American football player (born 1993)

Keith "K. J." Brent (born August 6, 1993) is an American former football wide receiver. He played college football at Wake Forest, and was signed by the Oakland Raiders as an undrafted free agent in 2016.

==College career==
During his collegiate career, Brent played one year at Wake Forest University after playing three years at University of South Carolina. He graduated from South Carolina with a degree in Hotel, Restaurant, and Tourism Management.

==Professional career==
===Oakland Raiders===
Brent signed with the Oakland Raiders as an undrafted free agent on May 10, 2016. He was waived on September 3, 2016 and was signed to the practice squad the next day. He signed a reserve/future contract with the Raiders on January 9, 2017.

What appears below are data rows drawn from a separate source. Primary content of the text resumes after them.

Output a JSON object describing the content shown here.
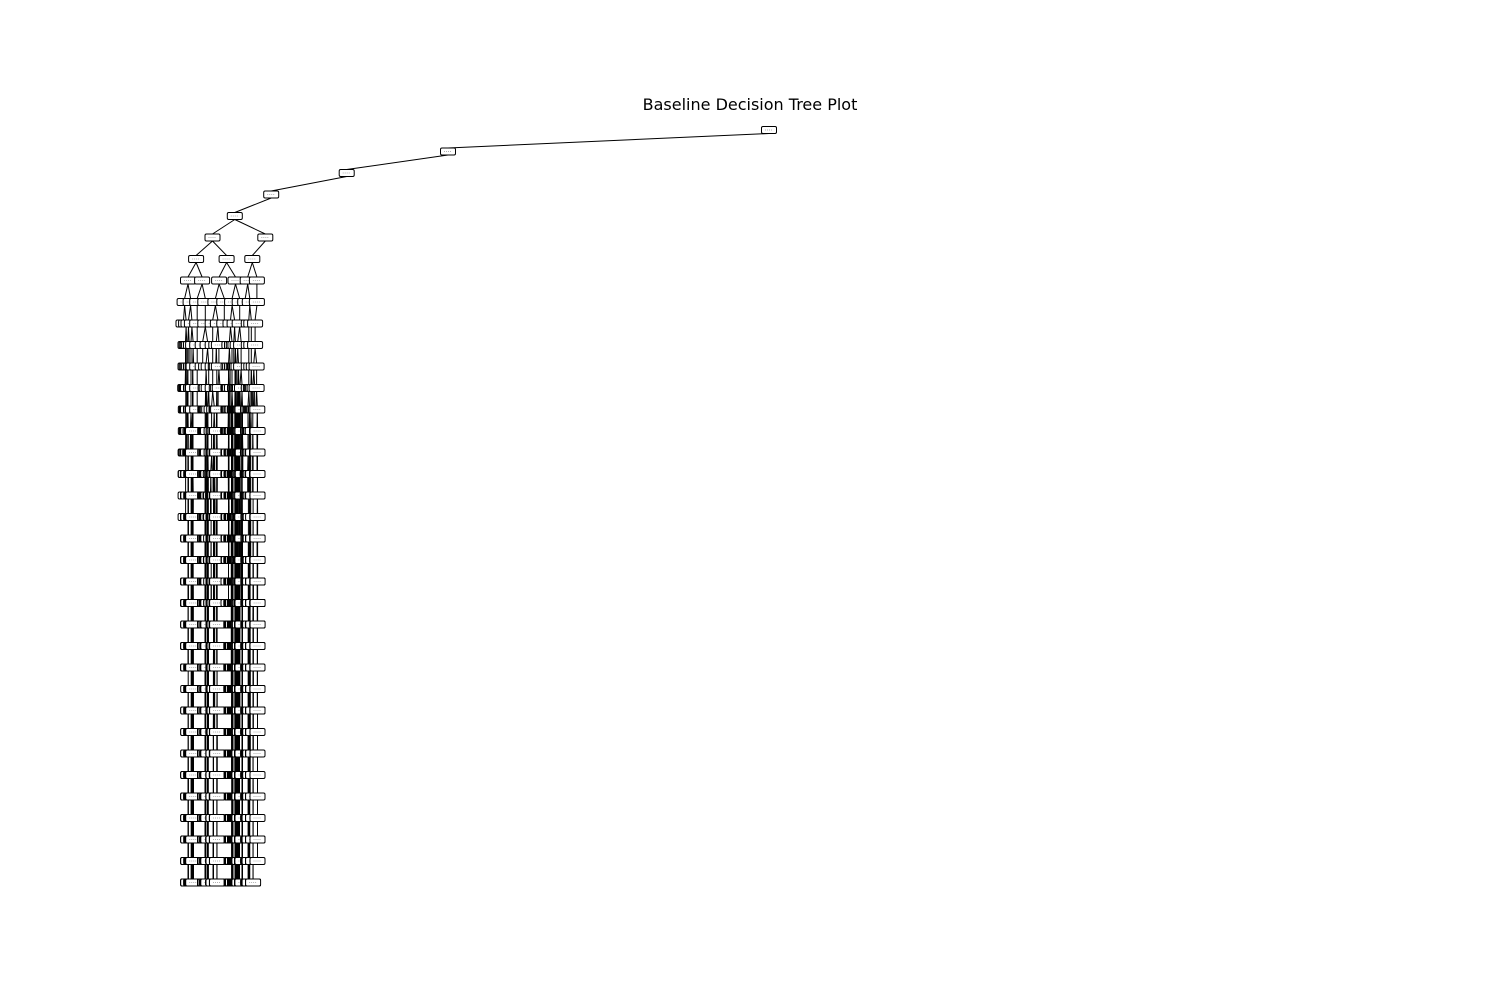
{
  "figure": {
    "title": "Baseline Decision Tree Plot"
  },
  "style": {
    "node_fill": "#ffffff",
    "node_stroke": "#000000",
    "edge_color": "#000000",
    "node_text_color": "#666666"
  }
}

On September 2, 2017, Brent was waived by the Raiders.

===Seattle Seahawks===
On September 27, 2017, Brent was signed to the Seattle Seahawks' practice squad. He was released by the team a few days later.

===Indianapolis Colts===
On October 24, 2017, Brent was signed to the Indianapolis Colts' practice squad. He was promoted to the active roster on December 2, 2017.

On September 1, 2018, Brent was waived/injured by the Colts and was placed on injured reserve. He was released on September 6, 2018. He was re-signed to the practice squad on October 16, 2018, but was released three days later.

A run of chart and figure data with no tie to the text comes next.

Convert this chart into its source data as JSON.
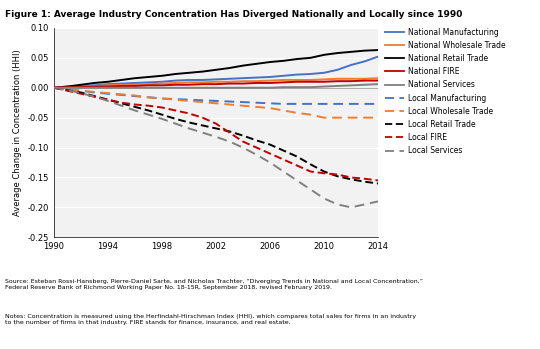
{
  "title": "Figure 1: Average Industry Concentration Has Diverged Nationally and Locally since 1990",
  "ylabel": "Average Change in Concentration (HHI)",
  "ylim": [
    -0.25,
    0.1
  ],
  "yticks": [
    -0.25,
    -0.2,
    -0.15,
    -0.1,
    -0.05,
    0.0,
    0.05,
    0.1
  ],
  "xlim": [
    1990,
    2014
  ],
  "xticks": [
    1990,
    1994,
    1998,
    2002,
    2006,
    2010,
    2014
  ],
  "years": [
    1990,
    1991,
    1992,
    1993,
    1994,
    1995,
    1996,
    1997,
    1998,
    1999,
    2000,
    2001,
    2002,
    2003,
    2004,
    2005,
    2006,
    2007,
    2008,
    2009,
    2010,
    2011,
    2012,
    2013,
    2014
  ],
  "national_manufacturing": [
    0.0,
    0.002,
    0.003,
    0.004,
    0.006,
    0.007,
    0.008,
    0.009,
    0.01,
    0.012,
    0.013,
    0.013,
    0.014,
    0.015,
    0.016,
    0.017,
    0.018,
    0.02,
    0.022,
    0.023,
    0.025,
    0.03,
    0.038,
    0.044,
    0.052
  ],
  "national_wholesale": [
    0.0,
    0.001,
    0.002,
    0.003,
    0.004,
    0.005,
    0.005,
    0.006,
    0.007,
    0.008,
    0.009,
    0.009,
    0.01,
    0.01,
    0.011,
    0.011,
    0.012,
    0.013,
    0.013,
    0.013,
    0.014,
    0.015,
    0.015,
    0.015,
    0.016
  ],
  "national_retail": [
    0.0,
    0.002,
    0.005,
    0.008,
    0.01,
    0.013,
    0.016,
    0.018,
    0.02,
    0.023,
    0.025,
    0.027,
    0.03,
    0.033,
    0.037,
    0.04,
    0.043,
    0.045,
    0.048,
    0.05,
    0.055,
    0.058,
    0.06,
    0.062,
    0.063
  ],
  "national_fire": [
    0.0,
    0.001,
    0.001,
    0.002,
    0.002,
    0.003,
    0.003,
    0.004,
    0.004,
    0.005,
    0.005,
    0.006,
    0.006,
    0.007,
    0.007,
    0.008,
    0.008,
    0.009,
    0.01,
    0.01,
    0.01,
    0.011,
    0.011,
    0.012,
    0.012
  ],
  "national_services": [
    0.0,
    0.0,
    0.0,
    0.0,
    0.0,
    0.0,
    0.0,
    0.0,
    0.0,
    0.0,
    0.0,
    0.0,
    0.0,
    0.0,
    0.0,
    0.0,
    0.0,
    0.001,
    0.001,
    0.001,
    0.002,
    0.003,
    0.004,
    0.005,
    0.006
  ],
  "local_manufacturing": [
    0.0,
    -0.003,
    -0.005,
    -0.008,
    -0.01,
    -0.012,
    -0.014,
    -0.016,
    -0.018,
    -0.019,
    -0.02,
    -0.021,
    -0.022,
    -0.023,
    -0.024,
    -0.025,
    -0.026,
    -0.027,
    -0.027,
    -0.027,
    -0.027,
    -0.027,
    -0.027,
    -0.027,
    -0.027
  ],
  "local_wholesale": [
    0.0,
    -0.003,
    -0.005,
    -0.007,
    -0.009,
    -0.011,
    -0.013,
    -0.016,
    -0.018,
    -0.02,
    -0.022,
    -0.024,
    -0.026,
    -0.028,
    -0.03,
    -0.032,
    -0.034,
    -0.038,
    -0.042,
    -0.045,
    -0.05,
    -0.05,
    -0.05,
    -0.05,
    -0.05
  ],
  "local_retail": [
    0.0,
    -0.004,
    -0.008,
    -0.014,
    -0.02,
    -0.026,
    -0.032,
    -0.038,
    -0.045,
    -0.052,
    -0.058,
    -0.063,
    -0.068,
    -0.073,
    -0.08,
    -0.088,
    -0.095,
    -0.105,
    -0.115,
    -0.128,
    -0.14,
    -0.148,
    -0.153,
    -0.157,
    -0.16
  ],
  "local_fire": [
    0.0,
    -0.005,
    -0.01,
    -0.015,
    -0.02,
    -0.025,
    -0.028,
    -0.03,
    -0.033,
    -0.038,
    -0.043,
    -0.05,
    -0.06,
    -0.075,
    -0.09,
    -0.1,
    -0.11,
    -0.12,
    -0.13,
    -0.14,
    -0.143,
    -0.145,
    -0.15,
    -0.152,
    -0.155
  ],
  "local_services": [
    0.0,
    -0.004,
    -0.009,
    -0.015,
    -0.022,
    -0.03,
    -0.038,
    -0.045,
    -0.052,
    -0.06,
    -0.068,
    -0.075,
    -0.082,
    -0.09,
    -0.1,
    -0.112,
    -0.125,
    -0.14,
    -0.155,
    -0.17,
    -0.185,
    -0.195,
    -0.2,
    -0.195,
    -0.19
  ],
  "source_text": "Source: Esteban Rossi-Hansberg, Pierre-Daniel Sarte, and Nicholas Trachter, “Diverging Trends in National and Local Concentration,”\nFederal Reserve Bank of Richmond Working Paper No. 18-15R, September 2018, revised February 2019.",
  "notes_text": "Notes: Concentration is measured using the Herfindahl-Hirschman Index (HHI), which compares total sales for firms in an industry\nto the number of firms in that industry. FIRE stands for finance, insurance, and real estate.",
  "color_blue": "#4472C4",
  "color_orange": "#ED7D31",
  "color_black": "#000000",
  "color_red": "#C00000",
  "color_gray": "#808080",
  "bg_color": "#F2F2F2"
}
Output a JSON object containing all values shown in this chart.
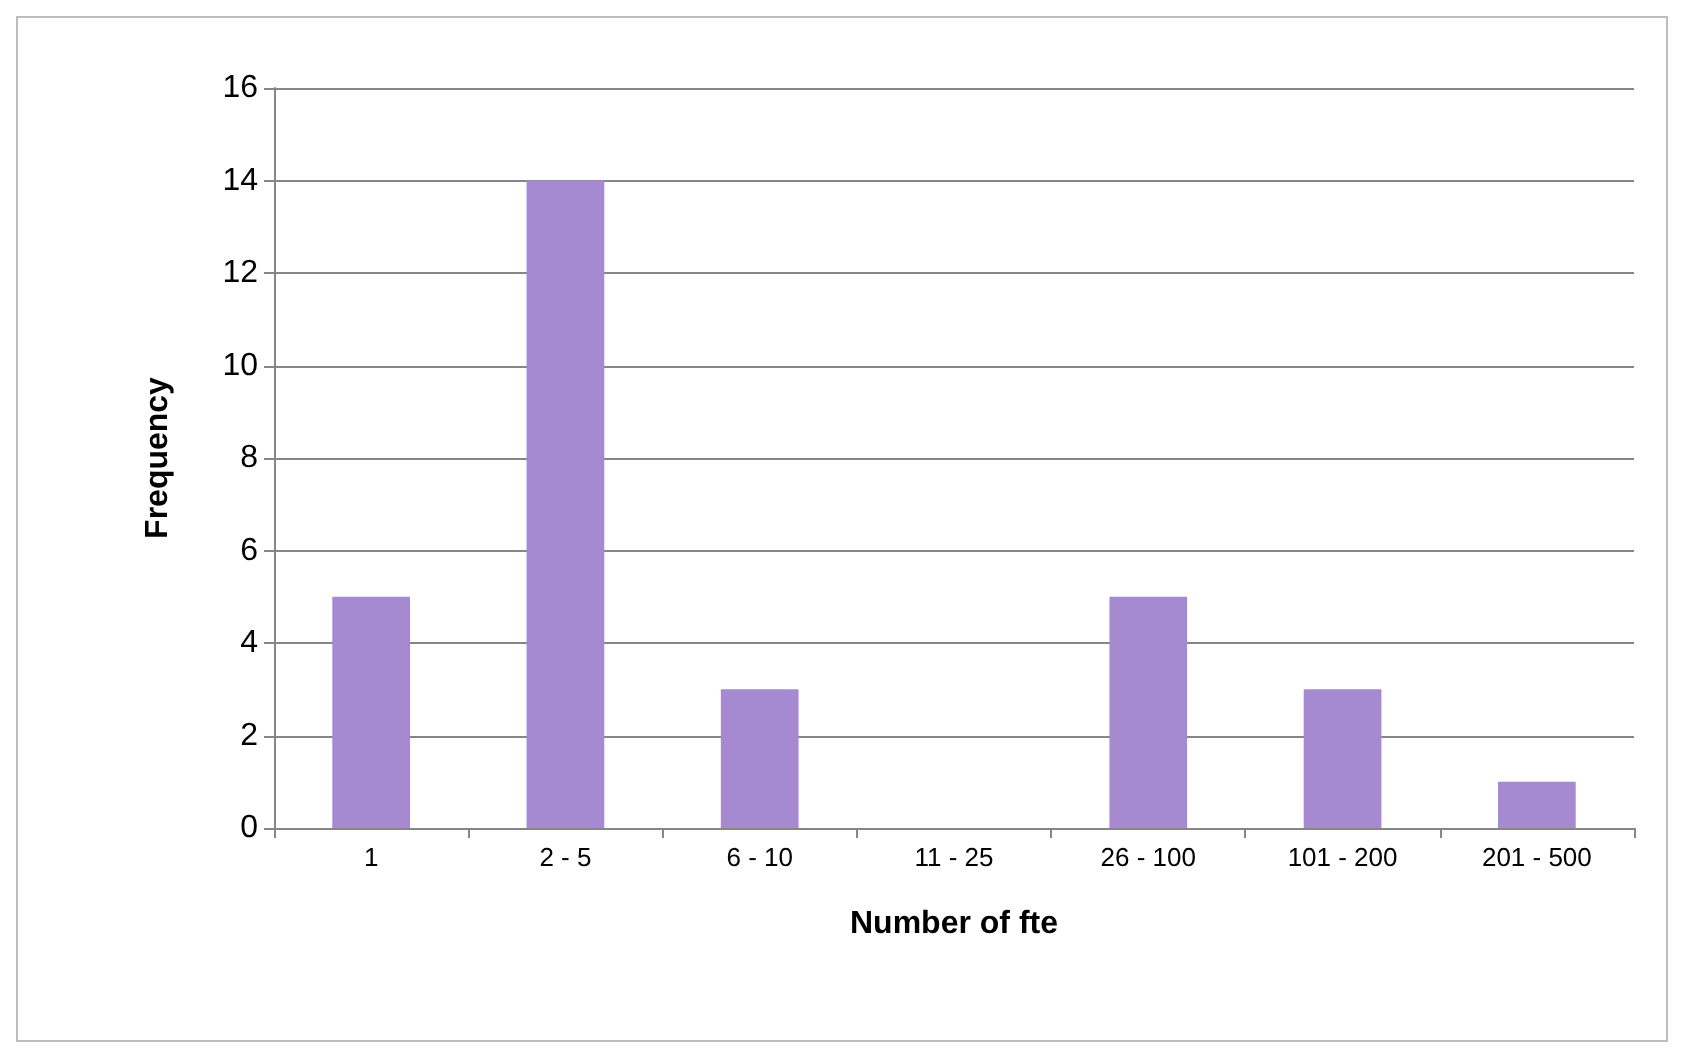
{
  "chart_data": {
    "type": "bar",
    "xlabel": "Number of fte",
    "ylabel": "Frequency",
    "categories": [
      "1",
      "2 - 5",
      "6 - 10",
      "11 - 25",
      "26 - 100",
      "101 - 200",
      "201 - 500"
    ],
    "values": [
      5,
      14,
      3,
      0,
      5,
      3,
      1
    ],
    "color": "#a58ad2",
    "ylim": [
      0,
      16
    ],
    "yticks": [
      0,
      2,
      4,
      6,
      8,
      10,
      12,
      14,
      16
    ],
    "grid": "y"
  }
}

===Tampa Bay Buccaneers===
On December 4, 2018, Brent was signed to the Tampa Bay Buccaneers practice squad.

Brent signed a reserve/future contract with the Buccaneers on December 31, 2018. He was waived/injured during final roster cuts on August 30, 2019, and reverted to the team's injured reserve list on September 1. He was released on October 9.